Habitats of Saccharomyces cerevisiae

The ecology of the wild S. cerevisiae is relatively poorly understood (Boynton and Greig 2014), mainly because of early domestication (Sicard and Legras 2011) and widespread use of commodity strains. S. cerevisiae has been used for food and beverage fermentation for several thousand years due to its unique metabolic properties: fermentative metabolism, resistance to high sugar and ethanol concentrations, and production of specific aroma compounds. Humans have therefore significantly facilitated dispersal of the yeast (Goddard et al. 2010). For instance, the strains used for wine fermentation in Australia, Chile and New Zealand have shared recent ancestors with European wine strains (Legras et al. 2007; Liti et al. 2009; Goddard et al. 2010; Dunn et al. 2012). Through a large-scale population history study the genotypes of S. cerevisiae were found to fit to five primary lineages with shared ancestor populations (i.e. Malaysian, West African, North American, European and Sake) (Liti et al. 2009; Liti 2015). The genetic variations found in strains in a lineage were unique and equally distributed in the genome (Liti et al. 2009). However, a separate investigation of Chinese wild S. cerevisiae isolates revealed a larger and hitherto unknown reservoir of genetic variation (Wang et al. 2012). The natural history of S. cerevisiae including the known genetic variation is comprehensively reviewed by Liti (Liti 2015).

While S. cerevisiae is very abundant in human-made environments, such as wineries (Ciani et al. 2004), it appears to be rather rare in natural reservoirs (Goddard and Greig 2015). Thus, investigations of wild isolates are hindered by small population sizes (Liti 2015). In a search for the natural S. cerevisiae habitats, it has been isolated from plants (Wang et al. 2012), and the bark and leaves of oak trees and oak-associated soil (Sniegowski, Dombrowski and Fingerman 2002; Sampaio and Goncalves 2008; Zhang et al. 2010). Recently, Kowallik and Greig (2016) observed that yeast was more abundant in oak leaf litter than in the oak bark and that the leaf litter provides a refuge all year round (Kowallik and Greig 2016). Consistently, it has also been confirmed that S. cerevisiae can sporulate in soil and survive in this stress-resistant state until more nutritious conditions arise (Knight and Goddard 2016). S. cerevisiae indeed seems to respond to lignocellulosic solids from Birch tree by activating stress tolerance mechanisms—an observation that we suggest could be due to its evolutionary linkage to the bark niche (Koppram et al. 2016). Despite the common belief that yeasts are naturally found on the surface of grapes, a study finds that only one in thousand grapes are positive for S. cerevisiae (Mortimer and Polsinelli 1999). In cases of damaged fruit or berries, on the other hand, the occurrence and cell counts of S. cerevisiae were found to be higher (Mortimer and Polsinelli 1999). Interestingly, insects serve also as natural reservoirs and vectors that promote yeast dispersal: S. cerevisiae can be found associated with flies (Chandler, Eisen and Kopp 2012), social wasps (Stefanini et al. 2012) and bees (Goddard et al. 2010). Given the hitherto focus on prokaryotes in microbial diversity analysis due to sample preparation constraints, further natural reservoirs of the yeast might not have been discovered yet.

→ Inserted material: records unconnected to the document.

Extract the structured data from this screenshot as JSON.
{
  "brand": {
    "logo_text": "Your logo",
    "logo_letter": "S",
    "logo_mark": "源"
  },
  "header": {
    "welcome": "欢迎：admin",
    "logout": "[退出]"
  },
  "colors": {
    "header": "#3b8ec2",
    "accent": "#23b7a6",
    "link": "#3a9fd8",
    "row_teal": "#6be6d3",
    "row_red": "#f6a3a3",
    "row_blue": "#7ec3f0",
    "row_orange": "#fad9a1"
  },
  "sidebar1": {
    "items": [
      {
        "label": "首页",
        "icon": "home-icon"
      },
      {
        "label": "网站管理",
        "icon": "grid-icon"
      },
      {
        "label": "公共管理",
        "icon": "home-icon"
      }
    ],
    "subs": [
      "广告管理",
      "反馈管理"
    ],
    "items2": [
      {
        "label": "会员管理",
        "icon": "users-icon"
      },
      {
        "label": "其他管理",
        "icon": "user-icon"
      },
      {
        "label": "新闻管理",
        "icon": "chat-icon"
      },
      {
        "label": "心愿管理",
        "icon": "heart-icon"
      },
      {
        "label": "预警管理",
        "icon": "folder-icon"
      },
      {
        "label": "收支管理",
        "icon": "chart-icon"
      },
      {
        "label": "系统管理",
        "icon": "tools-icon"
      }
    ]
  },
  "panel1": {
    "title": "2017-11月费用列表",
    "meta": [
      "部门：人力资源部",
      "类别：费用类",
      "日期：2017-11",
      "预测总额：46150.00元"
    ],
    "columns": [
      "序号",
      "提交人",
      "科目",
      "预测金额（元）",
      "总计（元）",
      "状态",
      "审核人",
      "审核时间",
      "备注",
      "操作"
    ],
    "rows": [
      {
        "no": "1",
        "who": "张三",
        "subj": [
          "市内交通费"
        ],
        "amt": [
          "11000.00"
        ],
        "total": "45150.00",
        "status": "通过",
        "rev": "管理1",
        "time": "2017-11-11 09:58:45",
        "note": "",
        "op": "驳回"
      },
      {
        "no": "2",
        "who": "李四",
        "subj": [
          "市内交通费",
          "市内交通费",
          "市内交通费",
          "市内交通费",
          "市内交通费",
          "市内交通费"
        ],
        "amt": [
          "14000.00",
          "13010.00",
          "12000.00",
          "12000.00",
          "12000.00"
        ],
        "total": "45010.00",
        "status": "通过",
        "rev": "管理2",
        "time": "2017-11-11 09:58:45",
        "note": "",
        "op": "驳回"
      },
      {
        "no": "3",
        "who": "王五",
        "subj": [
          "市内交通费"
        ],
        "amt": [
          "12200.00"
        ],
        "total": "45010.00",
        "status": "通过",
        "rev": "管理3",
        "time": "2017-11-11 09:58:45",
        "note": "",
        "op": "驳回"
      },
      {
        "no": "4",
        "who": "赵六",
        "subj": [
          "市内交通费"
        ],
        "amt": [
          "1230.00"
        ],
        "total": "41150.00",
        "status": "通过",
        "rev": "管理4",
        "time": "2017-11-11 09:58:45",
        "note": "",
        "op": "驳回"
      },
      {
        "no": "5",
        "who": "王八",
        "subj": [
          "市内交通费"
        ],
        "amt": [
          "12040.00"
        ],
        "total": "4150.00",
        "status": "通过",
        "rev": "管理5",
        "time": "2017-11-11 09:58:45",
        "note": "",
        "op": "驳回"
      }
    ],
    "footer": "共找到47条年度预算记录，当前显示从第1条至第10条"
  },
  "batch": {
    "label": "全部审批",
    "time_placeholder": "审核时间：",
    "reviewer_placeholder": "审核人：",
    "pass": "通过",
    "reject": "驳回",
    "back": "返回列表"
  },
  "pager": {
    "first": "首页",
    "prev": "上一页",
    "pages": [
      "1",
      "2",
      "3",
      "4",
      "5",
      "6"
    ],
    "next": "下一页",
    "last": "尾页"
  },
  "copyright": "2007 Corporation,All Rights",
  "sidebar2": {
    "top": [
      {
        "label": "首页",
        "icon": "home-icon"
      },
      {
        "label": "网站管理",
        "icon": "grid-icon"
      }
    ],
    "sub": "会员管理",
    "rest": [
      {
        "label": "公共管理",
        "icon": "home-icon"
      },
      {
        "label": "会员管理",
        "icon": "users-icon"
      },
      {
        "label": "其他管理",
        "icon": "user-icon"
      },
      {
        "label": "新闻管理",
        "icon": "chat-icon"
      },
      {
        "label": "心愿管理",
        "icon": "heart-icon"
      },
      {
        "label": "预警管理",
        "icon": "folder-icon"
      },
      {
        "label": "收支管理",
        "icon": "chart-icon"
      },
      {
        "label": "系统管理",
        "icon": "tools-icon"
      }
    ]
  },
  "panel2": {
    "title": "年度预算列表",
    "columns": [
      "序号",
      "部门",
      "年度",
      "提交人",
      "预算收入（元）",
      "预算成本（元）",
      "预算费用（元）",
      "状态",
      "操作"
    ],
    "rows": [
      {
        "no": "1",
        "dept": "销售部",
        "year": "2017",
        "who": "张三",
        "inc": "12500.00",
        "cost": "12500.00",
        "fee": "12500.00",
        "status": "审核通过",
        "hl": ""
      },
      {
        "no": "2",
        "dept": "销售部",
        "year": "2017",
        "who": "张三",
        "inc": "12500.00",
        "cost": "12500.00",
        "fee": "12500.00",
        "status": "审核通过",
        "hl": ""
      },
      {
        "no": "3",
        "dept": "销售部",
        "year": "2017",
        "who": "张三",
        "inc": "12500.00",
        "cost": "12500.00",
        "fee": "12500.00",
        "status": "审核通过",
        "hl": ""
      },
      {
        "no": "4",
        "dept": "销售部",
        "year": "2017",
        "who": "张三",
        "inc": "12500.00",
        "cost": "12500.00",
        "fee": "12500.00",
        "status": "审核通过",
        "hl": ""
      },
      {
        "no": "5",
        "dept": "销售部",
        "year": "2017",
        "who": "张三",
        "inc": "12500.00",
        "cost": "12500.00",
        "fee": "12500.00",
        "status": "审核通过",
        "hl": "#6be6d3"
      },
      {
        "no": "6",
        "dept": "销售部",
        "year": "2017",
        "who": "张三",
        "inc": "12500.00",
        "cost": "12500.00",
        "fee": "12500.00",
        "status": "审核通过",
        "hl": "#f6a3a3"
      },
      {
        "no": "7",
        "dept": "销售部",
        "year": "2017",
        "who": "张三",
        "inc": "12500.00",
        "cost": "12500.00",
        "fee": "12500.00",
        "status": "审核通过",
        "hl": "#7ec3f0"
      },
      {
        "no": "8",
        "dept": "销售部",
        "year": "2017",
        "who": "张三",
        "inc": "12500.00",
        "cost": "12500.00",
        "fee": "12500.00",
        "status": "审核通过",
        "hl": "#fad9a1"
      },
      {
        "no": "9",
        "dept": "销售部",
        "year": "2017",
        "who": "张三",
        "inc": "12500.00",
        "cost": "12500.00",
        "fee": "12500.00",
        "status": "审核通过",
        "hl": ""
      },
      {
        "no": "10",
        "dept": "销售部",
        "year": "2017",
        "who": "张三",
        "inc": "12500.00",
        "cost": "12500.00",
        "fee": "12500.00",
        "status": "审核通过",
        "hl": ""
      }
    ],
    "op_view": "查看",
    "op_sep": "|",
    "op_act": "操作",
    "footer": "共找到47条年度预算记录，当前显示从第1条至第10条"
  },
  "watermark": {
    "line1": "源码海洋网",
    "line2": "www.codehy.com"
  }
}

The known natural reservoirs of S. cerevisiae are usually nutrient poor with occasional periods of rich resource availability (e.g. after a transfer from oak bark to a faulty fruit by an insect) (Liti 2015). Therefore, unlike human-associated yeasts, wild strains most likely spend the most of their life in a dormant state. It has been argued that S. cerevisiae does not show adaptations to any particular habitat, but rather an ability to survive in a wide range of conditions (such as temperature, pH, nutrient concentrations and osmolarity) (Goddard and Greig 2015). The tolerance to a variety of environmental perturbations is consistent with the lifestyle of nomadic generalist that inhabits diverse niches at low abundance. High adaptability of yeast is supported by a remarkable chromosomal number plasticity (Pavelka et al. 2010; Liu et al. 2015; Selmecki et al. 2015). Furthermore, yeast is capable of sexual reproduction, which also facilitates rapid adaptation (Goddard 2016). Nevertheless, variation in the natural ecological niches is shown to be reflected in trait divergence within S. cerevisiae strains associated with different population origins (Warringer et al. 2011).

Upon sudden exposure to excess glucose, even under aerobic conditions, S. cerevisiae exhibits high glycolytic and fermentative fluxes (Pronk, Steensma and vanDijken 1996)—a complex trait called short-term Crabtree effect. Several traits that contribute to the short-term Crabtree effect have appeared along the evolutionary history of Saccharomyceta (Hagman et al. 2013). Thus, S. cerevisiae exhibits an evolutionarily shaped trait to tolerate or even benefit from a sudden change in glucose availability.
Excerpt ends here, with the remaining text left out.